Data Processing Inventory

The main organizational challenge is the lack of cooperation between Data Protection Officer, Legal Services, IT, HR and Marketing, which is understandable given the complexity of the project and the variety of functions and departments involved.

However, without cooperation, there is no division of responsibilities between departments, which means a DPO should possess both technical expertise in order to implement compliance policies and understand data protection laws.

The reality is that the DPO is usually an IT professional or legal expert, not both. Even if there would be a DPO who embodied both expertise, it is almost impossible for one person to have continuous insight into the regulatory segment and the data segment of all the company’s business processes, and the larger the scale, the more complicated it gets.

The Inventory represents one of the main compliance pillars that should give you an overview of procedures and important information about data processing. Still, the record is usually kept in Excel, which does not offer collaboration function and a DPO cannot track changes made in the document.

Moreover, it is impossible to administer other applicable laws or define data retention policies for each data category, because Excel does not allow you to execute those policies directly onto the appropriate data sets.

These challenges prevent companies to move forward with their compliance project.
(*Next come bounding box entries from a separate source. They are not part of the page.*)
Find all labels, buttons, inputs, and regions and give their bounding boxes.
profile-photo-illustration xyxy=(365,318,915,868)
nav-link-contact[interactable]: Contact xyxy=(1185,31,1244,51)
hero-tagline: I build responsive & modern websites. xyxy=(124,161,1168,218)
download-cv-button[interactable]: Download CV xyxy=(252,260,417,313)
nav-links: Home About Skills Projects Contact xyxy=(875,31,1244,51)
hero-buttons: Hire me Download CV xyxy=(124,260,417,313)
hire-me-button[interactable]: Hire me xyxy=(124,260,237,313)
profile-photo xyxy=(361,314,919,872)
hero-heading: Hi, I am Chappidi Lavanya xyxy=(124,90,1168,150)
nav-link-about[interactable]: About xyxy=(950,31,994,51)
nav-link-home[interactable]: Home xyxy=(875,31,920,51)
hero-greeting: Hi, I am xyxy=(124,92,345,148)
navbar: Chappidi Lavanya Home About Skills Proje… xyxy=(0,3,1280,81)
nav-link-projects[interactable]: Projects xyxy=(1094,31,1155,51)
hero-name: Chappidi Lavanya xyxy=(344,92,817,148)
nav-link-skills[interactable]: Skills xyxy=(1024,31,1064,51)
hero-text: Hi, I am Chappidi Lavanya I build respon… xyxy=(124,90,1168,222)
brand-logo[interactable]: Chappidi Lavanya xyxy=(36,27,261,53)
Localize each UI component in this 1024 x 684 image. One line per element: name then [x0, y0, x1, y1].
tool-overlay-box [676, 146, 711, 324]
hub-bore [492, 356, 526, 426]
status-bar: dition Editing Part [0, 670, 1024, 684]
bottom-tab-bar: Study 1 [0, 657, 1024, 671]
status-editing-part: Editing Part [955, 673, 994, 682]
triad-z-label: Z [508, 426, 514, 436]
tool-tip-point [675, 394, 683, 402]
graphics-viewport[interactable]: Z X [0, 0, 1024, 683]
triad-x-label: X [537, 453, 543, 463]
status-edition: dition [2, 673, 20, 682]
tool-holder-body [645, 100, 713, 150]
If there is no division of responsibility between DPO and other organizational units, the DPO will face the impossible challenge of overseeing all  processes.

On the other hand, if the company has recognized the importance of decentralized data privacy management model and there is a collaboration between departments but there is no proper tool for managing the processes, the DPO will be left without an overview of all processing activities and unable to track changes made by other departments.